(69) Veröffentlichung: 07.Juni 2020

Original-Kinotitel laut Vorspann: JACK THE RIPPER
Gebräuchlicher Titel:
JACK THE RIPPER-DER DIRNENMÖRDER VON LONDON
D/Schweiz, 1976 – Originallänge: 92 min./FSK 18
Kinoversion D: 82 min./FSK 16
Drehzeit: 2.- 22.Juni 1976 in Zürich
Kinopremieren: D- 23.September 1976; Schweiz- Nicht bekannt


Sicher, dieser Film beruht nur sehr lose auf dem bis heute nicht abschliessend geklärten Kriminalfall des wohl berühmtesten Mörders aller Zeiten, und hält sich kaum an die wenigen überlieferten Tatsachen. Er spekuliert und erzählt seine ganz eigene, frei erfundene Geschichte- doch welche der vielen Verfilmungen des Stoffes tut das letztlich nicht? So war wohl auch hier die Verwendung des Namens des Serienkillers mindestens auch Mittel zum Zweck, um Menschen ins Kino (beziehungsweise heutzutage vor die Bildschirme) zu locken.
Doch im Gegensatz zu manch anderem Film, der die Motive aufgreift, ist die Geschichte hier zumeist sorgfältig und gut erdacht und bis auf ein dann allerdings leider unbefriedigendes und unverständlicherweise recht plötzliches (und unoriginelles) Ende durchgehend spannend geschrieben worden. Jess Franco hat konstant gut inszeniert, was man nicht immer von ihm behaupten konnte. Logik- und Schludrigkeitsfehler, die sich bei ihm immer mal wieder eingeschlichen haben, wurden hier vermieden, auch dank eines nicht wie sonst bei ihm oft hektischen, sondern in der Originalfassung flüssigen Schnitts, für den sich offensichtlich mehr Zeit, als bei Franco sonst üblich war, genommen wurde (während die Dreharbeiten in flotten drei Wochen abgeschlossen waren).



Im Film ist dem Zuschauer von Anfang an bekannt, wer sich hier hinter dem Ripper verbirgt- es ist der Arzt Dr.Orloff, der sich tagsüber aufopfernd um zumeist bedürftige Patienten kümmert, nachts jedoch als Mörder durch die Strassen Londons schleicht. Er tötet ausnahmslos Prostituierte, zerstückelt sie, und wirft dann ihre Überreste in die Themse (beziehungsweise erledigt das seine Arzthelferin Frieda für ihn, deren Gründe dafür jedoch im Dunkeln bleiben und die irgendwie immer aus dem Nichts auftaucht).
Auch des Rippers Motive werden dem Zuschauer durch dessen eindrucksvoll und fast erschütternd filmbebilderten Alpträume früh bekannt- selbst Sohn einer Dirne, die ihn als Kind sexuell missbrauchte, lebt er so seinen Hass auf die Frauen aus.

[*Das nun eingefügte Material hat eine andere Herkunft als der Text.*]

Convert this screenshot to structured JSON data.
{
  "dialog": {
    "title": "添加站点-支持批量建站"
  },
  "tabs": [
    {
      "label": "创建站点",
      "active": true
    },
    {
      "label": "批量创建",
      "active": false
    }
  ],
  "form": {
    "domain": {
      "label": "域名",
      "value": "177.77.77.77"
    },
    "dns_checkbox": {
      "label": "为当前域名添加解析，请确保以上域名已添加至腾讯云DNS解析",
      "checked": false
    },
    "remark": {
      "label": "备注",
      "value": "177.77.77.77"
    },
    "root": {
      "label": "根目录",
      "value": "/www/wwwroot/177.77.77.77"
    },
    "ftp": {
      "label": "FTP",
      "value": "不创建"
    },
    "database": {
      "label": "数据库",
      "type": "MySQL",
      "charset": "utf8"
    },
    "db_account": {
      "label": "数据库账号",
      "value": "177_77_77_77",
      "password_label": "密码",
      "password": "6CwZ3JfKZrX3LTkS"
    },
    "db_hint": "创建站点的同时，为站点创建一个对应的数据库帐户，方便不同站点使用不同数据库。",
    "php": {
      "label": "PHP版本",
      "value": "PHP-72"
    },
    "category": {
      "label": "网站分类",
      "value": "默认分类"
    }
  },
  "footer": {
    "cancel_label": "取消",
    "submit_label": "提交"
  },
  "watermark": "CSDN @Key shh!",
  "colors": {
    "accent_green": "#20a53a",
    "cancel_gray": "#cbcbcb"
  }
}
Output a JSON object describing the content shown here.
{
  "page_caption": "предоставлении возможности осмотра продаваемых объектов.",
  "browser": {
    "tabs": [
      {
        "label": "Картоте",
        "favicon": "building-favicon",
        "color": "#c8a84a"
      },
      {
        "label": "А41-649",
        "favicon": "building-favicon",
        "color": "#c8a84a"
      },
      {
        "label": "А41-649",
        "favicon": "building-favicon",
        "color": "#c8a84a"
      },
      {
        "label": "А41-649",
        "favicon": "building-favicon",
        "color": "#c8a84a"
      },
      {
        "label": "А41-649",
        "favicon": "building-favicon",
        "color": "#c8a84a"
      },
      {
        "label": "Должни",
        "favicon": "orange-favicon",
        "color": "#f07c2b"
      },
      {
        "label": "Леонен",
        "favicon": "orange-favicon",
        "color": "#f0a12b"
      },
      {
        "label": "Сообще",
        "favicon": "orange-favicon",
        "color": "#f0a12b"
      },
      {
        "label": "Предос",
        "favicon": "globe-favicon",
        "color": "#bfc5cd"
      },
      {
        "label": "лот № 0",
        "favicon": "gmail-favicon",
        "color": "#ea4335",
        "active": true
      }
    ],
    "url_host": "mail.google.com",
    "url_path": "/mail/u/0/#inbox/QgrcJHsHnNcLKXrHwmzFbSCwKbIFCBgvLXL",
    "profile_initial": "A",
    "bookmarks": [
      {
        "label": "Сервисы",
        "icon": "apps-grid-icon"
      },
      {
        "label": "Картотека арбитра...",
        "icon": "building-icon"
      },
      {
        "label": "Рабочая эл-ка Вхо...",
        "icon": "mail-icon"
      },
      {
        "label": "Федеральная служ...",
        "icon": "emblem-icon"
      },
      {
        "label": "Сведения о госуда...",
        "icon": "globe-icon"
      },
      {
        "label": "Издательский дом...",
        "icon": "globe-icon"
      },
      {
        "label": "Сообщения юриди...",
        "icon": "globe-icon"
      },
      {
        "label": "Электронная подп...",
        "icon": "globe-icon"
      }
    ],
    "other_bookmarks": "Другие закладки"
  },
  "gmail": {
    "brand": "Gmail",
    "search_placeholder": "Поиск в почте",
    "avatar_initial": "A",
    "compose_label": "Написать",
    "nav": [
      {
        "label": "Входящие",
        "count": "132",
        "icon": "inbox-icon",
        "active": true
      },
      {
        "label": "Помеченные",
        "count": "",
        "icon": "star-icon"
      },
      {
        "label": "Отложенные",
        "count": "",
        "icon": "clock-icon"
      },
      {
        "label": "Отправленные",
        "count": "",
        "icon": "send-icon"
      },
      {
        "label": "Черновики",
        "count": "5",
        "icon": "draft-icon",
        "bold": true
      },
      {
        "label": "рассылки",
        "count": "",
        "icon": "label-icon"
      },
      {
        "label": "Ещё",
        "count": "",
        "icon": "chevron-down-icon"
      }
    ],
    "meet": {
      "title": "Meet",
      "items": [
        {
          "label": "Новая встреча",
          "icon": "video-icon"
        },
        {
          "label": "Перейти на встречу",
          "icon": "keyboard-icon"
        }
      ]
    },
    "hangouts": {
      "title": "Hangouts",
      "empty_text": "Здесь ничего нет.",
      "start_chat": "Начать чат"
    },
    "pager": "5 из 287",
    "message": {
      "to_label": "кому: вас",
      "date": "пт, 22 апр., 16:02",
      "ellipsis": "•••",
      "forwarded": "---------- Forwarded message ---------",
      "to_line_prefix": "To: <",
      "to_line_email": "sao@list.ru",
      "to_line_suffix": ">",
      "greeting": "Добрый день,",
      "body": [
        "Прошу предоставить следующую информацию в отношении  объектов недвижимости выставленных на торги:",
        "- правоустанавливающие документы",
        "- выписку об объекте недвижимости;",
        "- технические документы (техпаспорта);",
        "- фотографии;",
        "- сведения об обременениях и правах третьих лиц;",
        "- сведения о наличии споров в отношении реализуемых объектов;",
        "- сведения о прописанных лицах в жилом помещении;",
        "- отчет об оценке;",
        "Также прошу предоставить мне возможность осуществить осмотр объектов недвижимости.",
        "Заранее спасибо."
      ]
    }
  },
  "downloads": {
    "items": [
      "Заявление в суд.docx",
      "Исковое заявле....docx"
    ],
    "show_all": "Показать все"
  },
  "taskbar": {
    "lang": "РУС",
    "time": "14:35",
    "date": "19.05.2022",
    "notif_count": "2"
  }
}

Seine scheinbar perfekte Tarnung bröckelt, als der blinde Mr.Bridger Zeuge einer seiner Taten wird. Der Ripper schätzt den alten Mann aufgrund dessen Behinderung als nicht hilfreich für die Polizei ein, und lässt ihn daher laufen. Doch Orloff hat nicht mit dem Geruchssinn des Zeugen gerechnet, und auch nicht mit der Entschlossenheit des ermittelnden Inspektors Selby. Als Orloffs Patient Charlie ihm auch noch auf die Spur kommt, und ihn erpresst, wird es eng für Orloff, der dennoch nicht von seinen Taten lassen kann…

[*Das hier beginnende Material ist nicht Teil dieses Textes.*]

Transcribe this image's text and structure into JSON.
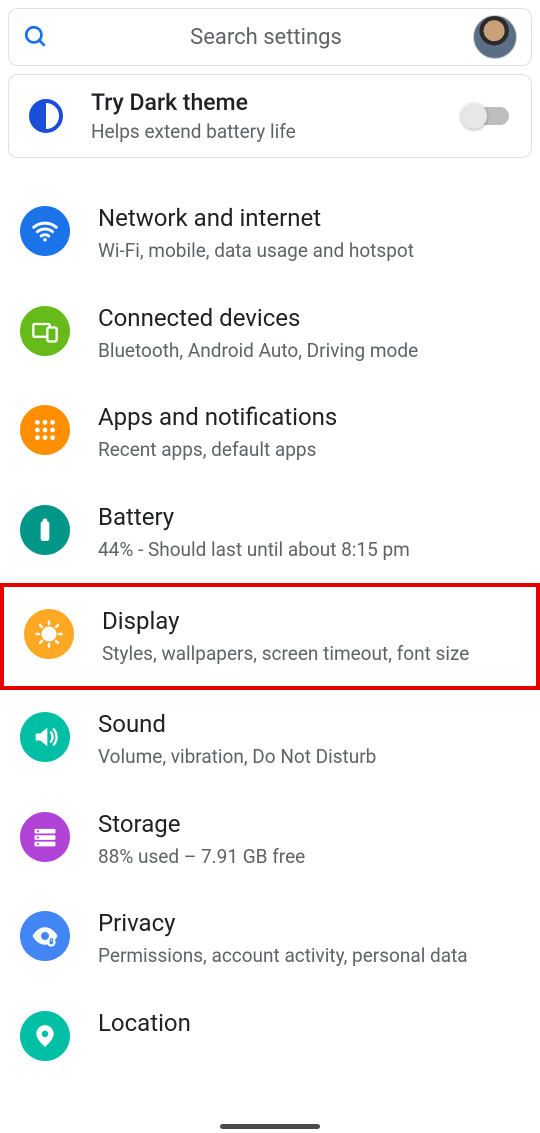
{
  "search": {
    "placeholder": "Search settings"
  },
  "darkCard": {
    "title": "Try Dark theme",
    "subtitle": "Helps extend battery life"
  },
  "items": [
    {
      "icon": "wifi",
      "color": "#1a73e8",
      "title": "Network and internet",
      "subtitle": "Wi-Fi, mobile, data usage and hotspot"
    },
    {
      "icon": "devices",
      "color": "#66bb1a",
      "title": "Connected devices",
      "subtitle": "Bluetooth, Android Auto, Driving mode"
    },
    {
      "icon": "apps",
      "color": "#ff8f00",
      "title": "Apps and notifications",
      "subtitle": "Recent apps, default apps"
    },
    {
      "icon": "battery",
      "color": "#009688",
      "title": "Battery",
      "subtitle": "44% - Should last until about 8:15 pm"
    },
    {
      "icon": "display",
      "color": "#ffa824",
      "title": "Display",
      "subtitle": "Styles, wallpapers, screen timeout, font size",
      "highlighted": true
    },
    {
      "icon": "sound",
      "color": "#00bfa5",
      "title": "Sound",
      "subtitle": "Volume, vibration, Do Not Disturb"
    },
    {
      "icon": "storage",
      "color": "#b142d6",
      "title": "Storage",
      "subtitle": "88% used – 7.91 GB free"
    },
    {
      "icon": "privacy",
      "color": "#4285f4",
      "title": "Privacy",
      "subtitle": "Permissions, account activity, personal data"
    },
    {
      "icon": "location",
      "color": "#00bfa5",
      "title": "Location",
      "subtitle": ""
    }
  ]
}
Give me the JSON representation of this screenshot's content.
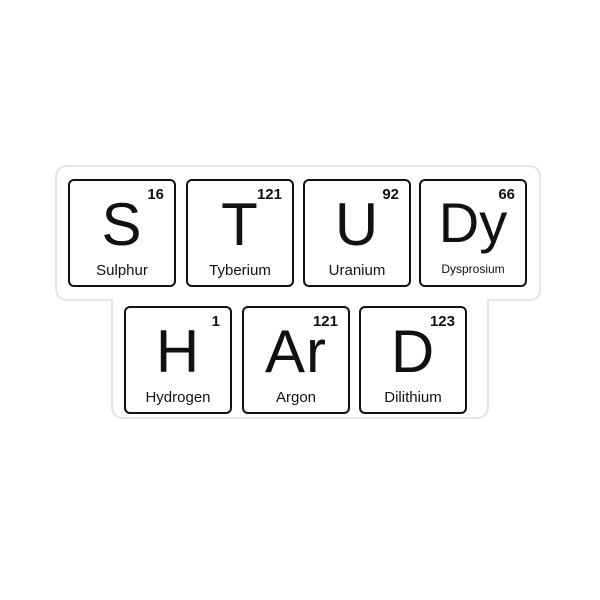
{
  "row1": [
    {
      "number": "16",
      "symbol": "S",
      "name": "Sulphur"
    },
    {
      "number": "121",
      "symbol": "T",
      "name": "Tyberium"
    },
    {
      "number": "92",
      "symbol": "U",
      "name": "Uranium"
    },
    {
      "number": "66",
      "symbol": "Dy",
      "name": "Dysprosium"
    }
  ],
  "row2": [
    {
      "number": "1",
      "symbol": "H",
      "name": "Hydrogen"
    },
    {
      "number": "121",
      "symbol": "Ar",
      "name": "Argon"
    },
    {
      "number": "123",
      "symbol": "D",
      "name": "Dilithium"
    }
  ],
  "colors": {
    "ink": "#111111",
    "background": "#ffffff",
    "sticker_border": "#e6e6e6"
  }
}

Wie bei Jess Franco nicht anders zu erwarten, mangelt es nicht an expliziten Gewaltdarstellungenn (die Morde, die Zerstückelungen, die, wie „deleted Scenes“ auf heutigen VÖ beweisen, sogar teils noch zeigefreudiger gedreht und getrickst wurden, als sie im fertigen Film zu sehen sind) und bleibt die angenehm starre Kamera (vielleicht ein wenig voyeuristisch) stets nahe am Geschehen, wenn der Ripper mal wieder zuschlägt und die (natürlich) nackten Frauenkörper zerstückelt. Für Zartbesaitete ist das nicht geeignet, weshalb auch die FSK der ungekürzten Fassung vollkommen in Ordnung geht, und bei der entschärften Fassung für Deutschland vor allem diese Szenen fehlen. Doch Franco hat des öfteren „härteres“ abgeliefert, und so fielen der deutschen Kino-Schere bei diesem Film „nur“ zehn Minuten zum Opfer, und es hätte auch etwas weniger sein dürfen. In der verkürzten Fassung fällt dann schliesslich auch auf, daß es- für Jess Franco eher unüblich- tatsächlich einige längere reine Dialogeinstellungen gibt, die allerdings vor allem deshalb nicht negativ auffallen, weil er hier mit zumeist sehr guten Schauspielern gearbeitet hat.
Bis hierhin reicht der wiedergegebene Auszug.